The Social Network: You Have One New Notification -- There's a Fire Behind You

Before Eduardo Severin's (Andrew Garfield) fate is sealed in The Social Network, a few lesser sideplots go awry for the foolish signee -- namely, his as-of-this-second-crazy girlfriend Christy, who believes Eduardo is lying about sleeping around, sets fire to a scarf he buys for her. For such a ridiculous moment, it's almost hard to remember since it has very little to do with the arc of the movie.
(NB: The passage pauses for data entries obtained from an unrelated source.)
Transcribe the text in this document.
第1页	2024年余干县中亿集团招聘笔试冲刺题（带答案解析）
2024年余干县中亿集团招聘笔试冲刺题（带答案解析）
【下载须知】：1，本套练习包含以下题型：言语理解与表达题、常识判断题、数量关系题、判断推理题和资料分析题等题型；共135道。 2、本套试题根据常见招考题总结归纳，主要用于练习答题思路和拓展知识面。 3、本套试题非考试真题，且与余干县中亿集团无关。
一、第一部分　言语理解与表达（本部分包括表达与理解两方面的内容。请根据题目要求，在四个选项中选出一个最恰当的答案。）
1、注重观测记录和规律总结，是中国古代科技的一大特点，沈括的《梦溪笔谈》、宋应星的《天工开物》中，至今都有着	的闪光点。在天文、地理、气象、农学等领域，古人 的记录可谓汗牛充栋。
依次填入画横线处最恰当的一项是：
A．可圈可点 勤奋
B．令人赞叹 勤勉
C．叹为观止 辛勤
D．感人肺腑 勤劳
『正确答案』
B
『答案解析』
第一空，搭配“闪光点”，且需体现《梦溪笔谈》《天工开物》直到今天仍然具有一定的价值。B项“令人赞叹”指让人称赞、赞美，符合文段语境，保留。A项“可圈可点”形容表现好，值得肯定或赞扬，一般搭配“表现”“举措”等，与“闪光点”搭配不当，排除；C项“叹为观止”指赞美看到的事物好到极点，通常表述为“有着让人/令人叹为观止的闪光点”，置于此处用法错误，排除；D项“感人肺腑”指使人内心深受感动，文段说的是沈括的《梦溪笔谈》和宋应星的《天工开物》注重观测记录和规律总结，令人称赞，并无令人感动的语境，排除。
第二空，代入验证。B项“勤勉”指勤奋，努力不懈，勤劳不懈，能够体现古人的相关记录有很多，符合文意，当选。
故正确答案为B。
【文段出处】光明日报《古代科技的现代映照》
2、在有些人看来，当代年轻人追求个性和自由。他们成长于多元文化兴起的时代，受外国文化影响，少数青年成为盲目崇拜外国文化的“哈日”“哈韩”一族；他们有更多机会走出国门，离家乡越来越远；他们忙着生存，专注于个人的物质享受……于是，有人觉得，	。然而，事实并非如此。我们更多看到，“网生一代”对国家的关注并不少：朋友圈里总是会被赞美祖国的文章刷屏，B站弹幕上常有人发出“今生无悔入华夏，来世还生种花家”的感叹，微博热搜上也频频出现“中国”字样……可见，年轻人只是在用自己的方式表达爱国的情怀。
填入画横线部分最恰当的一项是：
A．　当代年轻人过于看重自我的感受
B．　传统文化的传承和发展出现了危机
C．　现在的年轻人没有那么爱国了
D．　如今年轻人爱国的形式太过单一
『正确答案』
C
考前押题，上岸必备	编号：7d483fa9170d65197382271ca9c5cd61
And yet, that's what makes it ridiculous: It's a non-sequitur in a tightly arranged script about (usually) believable characters.

Inception: Kick-Off

The layers of dreams, awareness, sleep, and scattered histories that make Inception so convoluted and engrossing are thought-provoking at best and way too literal at worst. One of the film's main conceits, "kicks," or jolts that help awaken unknowing dreamers, is just too simplistic for three-hour psychological warfare. When Arthur (Joseph Gordon-Levitt) is forced to ford a dreamscape in freefall, we watch him set up a "kick" by tying together a number of sleepers who are suspended in mid-air. Visually it's striking, but it packs the emotional wallop of a cliched Escher-print t-shirt.

Somewhere: Johnny B. Gone

Sofia Coppola's unassuming fourth film benefits from her subtle dialogue and fantastic performances, but its closing metaphor is as tiresome as they come: Movie star Johnny Marco (Stephen Dorff) feels worthless without his daughter in his everyday life, so we watch as he drives down a Los Angeles freeway, leaves his speedster on the roadside, and continues to walk on foot. Yes, he's symbolically giving up Hollywood artificiality, and he's no longer driving in circles as he was in the first scene -- but where is he going? Is he literally walking somewhere? Why is he abandoning his vehicle? How is strutting off into a sunset a metaphor for accepting the responsibility of fathering his child? For a film steeped in realism, Somewhere's sudden detour into trite "new beginnings" feels like throwaway closure.